Mathilde Cormery, jeune femme de 24 ans souffrant d’infirmité motrice cérébrale, n’a pas pu descendre de son appartement pendant près d’une semaine. Le bailleur social affirme ne pas avoir trace de ses appels.
Mathilde Cormery vient de passer près d’une semaine coincée chez elle. La jeune femme souffre depuis sa naissance d’infirmité motrice cérébrale, aussi appelée “paralysie cérébrale”. D’habitude, elle est assez autonome grâce à son fauteuil roulant électrique. Mais en septembre, il a suffi d’une panne d’ascenseur pour que son quotidien soit bouleversé.
Celle qui habite à Talent, une commune de la Côte-d’Or, vit avec sa mère au premier étage d’un immeuble. Son ascenseur est tombé en panne le jeudi 15 septembre, et a été remis en marche le jeudi 22. Sa mère travaillant la journée, elle ne peut pas la porter dans les escaliers pour que Mathilde parte vaquer à ses occupations.
“J’ai appelé plusieurs fois le bailleur social, Orvitis, sans réponse. Ils m’ont répondu aujourd’hui à cause de l’article” paru dans Le Bien public jeudi soir sur sa situation, affirme-t-elle à BFMTV ce vendredi.
Orvitis, contacté par BFMTV.com, affirme ne pas avoir de trace de ces appels. Sinon, le bailleur social assure qu’il aurait fait appel à des associations ou au centre d’action sociale de la commune pour aider la jeune femme de 24 ans.
Un isolement social et professionnel
Pour Mathilde, un ascenseur en panne entraîne des difficultés à plusieurs niveaux.

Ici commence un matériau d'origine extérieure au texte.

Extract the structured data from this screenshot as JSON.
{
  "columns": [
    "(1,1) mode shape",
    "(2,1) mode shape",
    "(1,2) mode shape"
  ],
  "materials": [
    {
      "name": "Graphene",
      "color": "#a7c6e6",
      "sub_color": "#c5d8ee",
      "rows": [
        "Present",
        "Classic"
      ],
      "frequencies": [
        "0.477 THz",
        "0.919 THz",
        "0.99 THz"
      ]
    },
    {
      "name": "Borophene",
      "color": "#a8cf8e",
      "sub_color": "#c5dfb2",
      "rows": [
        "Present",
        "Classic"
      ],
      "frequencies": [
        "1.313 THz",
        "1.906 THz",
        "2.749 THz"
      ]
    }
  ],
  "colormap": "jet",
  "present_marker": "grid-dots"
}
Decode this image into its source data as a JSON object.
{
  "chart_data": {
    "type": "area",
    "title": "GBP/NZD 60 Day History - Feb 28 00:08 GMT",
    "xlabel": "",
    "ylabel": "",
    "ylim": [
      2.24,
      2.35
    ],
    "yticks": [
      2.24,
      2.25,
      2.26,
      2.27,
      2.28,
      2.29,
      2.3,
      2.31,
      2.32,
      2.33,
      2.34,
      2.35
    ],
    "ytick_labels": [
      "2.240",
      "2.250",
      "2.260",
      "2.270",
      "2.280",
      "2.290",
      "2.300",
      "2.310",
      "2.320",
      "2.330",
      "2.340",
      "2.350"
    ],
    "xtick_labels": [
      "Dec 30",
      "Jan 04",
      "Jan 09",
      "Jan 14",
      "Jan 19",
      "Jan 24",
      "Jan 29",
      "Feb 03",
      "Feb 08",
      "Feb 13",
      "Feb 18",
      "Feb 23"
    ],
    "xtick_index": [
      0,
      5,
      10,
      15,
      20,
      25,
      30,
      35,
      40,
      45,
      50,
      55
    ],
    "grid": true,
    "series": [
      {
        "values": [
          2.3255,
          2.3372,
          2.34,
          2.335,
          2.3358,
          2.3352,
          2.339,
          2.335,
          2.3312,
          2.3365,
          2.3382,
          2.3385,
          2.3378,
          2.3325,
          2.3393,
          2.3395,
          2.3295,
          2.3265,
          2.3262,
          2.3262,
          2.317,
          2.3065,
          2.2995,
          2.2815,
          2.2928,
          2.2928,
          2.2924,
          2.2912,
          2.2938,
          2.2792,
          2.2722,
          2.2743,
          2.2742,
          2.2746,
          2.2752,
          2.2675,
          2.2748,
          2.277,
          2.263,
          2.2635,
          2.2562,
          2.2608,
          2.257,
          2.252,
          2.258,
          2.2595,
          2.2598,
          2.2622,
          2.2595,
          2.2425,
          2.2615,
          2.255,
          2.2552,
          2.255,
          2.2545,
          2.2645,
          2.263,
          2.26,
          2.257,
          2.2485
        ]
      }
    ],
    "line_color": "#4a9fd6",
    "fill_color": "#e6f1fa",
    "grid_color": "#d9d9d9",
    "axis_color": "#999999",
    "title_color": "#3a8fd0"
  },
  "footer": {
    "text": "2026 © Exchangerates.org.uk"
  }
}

Elle est actuellement étudiante en apprentissage au sein de l’association DFCO Foot Fauteuil, qui organise des sessions de football pour les personnes en fauteuil roulant. Pour ces 10 jours, son employeur a accepté qu’elle fasse du télétravail.
“Mais il y a plusieurs séances de sensibilisation dans des établissements scolaires que je n’ai pas pu faire et ça peut me porter préjudice. J’ai peur d’avoir des lacunes”, explique-t-elle.
Ne pas pouvoir voir ses collègues, mais aussi ses amis, qui sont pour la plupart en fauteuil roulant, crée également de “l’isolement social”, dénonce-t-elle.
D’autant plus que ce problème est récurent. Selon l’étudiante, à peu près tous les ans, depuis 2017, son ascenseur reste en panne pendant environ 10 jours. Orvitis reconnaît avoir “des difficultés avec l’ascenseur de ce bâtiment”, lié à l’usure et à certaines dégradations. Dans le cas de la panne récente, le délai de réparation est lié à la commande d’une pièce en rupture de stocks qui a mis plusieurs jours à arriver.
L’ascenseur est actuellement sous la surveillance de la société de maintenance responsable de l’appareil. L’entreprise dit comprendre “l’inconfort et la difficulté” ressentis par Mathilde et déclare que “ne pas pouvoir se déplacer pendant 6 jours ne doit pas arriver”.
La jeune femme affirme également qu’une des fois où elle a appelé Orvitis, la personne au standard lui a répondu: “vous êtes handicapée, donc vous n’avez pas besoin de sortir de chez vous”. “C’est de la maltraitance sociale”, dénonce-t-elle. De son côté, le bailleur social “n’ose même pas imaginer que cela puisse arriver” car son service de relations clients est “professionnel”. L’entreprise va étudier la question.
La moitié des bâtiments ouverts au public inaccessibles aux personnes handicapées
“Si j’alerte l’opinion publique, c’est que ça n’arrive pas qu’à moi ce genre d’histoire”, souligne Mathilde.
Stéphane Lenoir, coordinateur au Collectif Handicaps, qui regroupe 52 associations nationales de personnes en situation de handicap et de leurs familles, lui donne raison. “On a des retours réguliers sur des pannes d’ascenseur”, explique-t-il à BFMTV.com.
“De manière générale, il est inadmissible qu’une personne soit bloquée chez elle à cause d’une panne d’ascenseur. Il faut que les bailleurs sociaux mettent en œuvre leur contrat de maintenance et qu’ils ne se renvoient pas la balle avec la société de maintenance”, déclare-t-il.
Mais, régulièrement dans la société, des personnes en situation de handicap sont confrontées à des problèmes d’accessibilité, que ce soit dans leur immeuble, à la gare ou dans un petit commerce, souligne Stéphane Lenoir.
De fait, selon les chiffres donnés par la France à l’ONU en août 2021, sur environ deux millions de bâtiments ouverts au public en France, un million seulement sont accessibles aux personnes handicapées. Parmi les gares ferroviaires, seules 45% remplissent les critères d’accessibilité.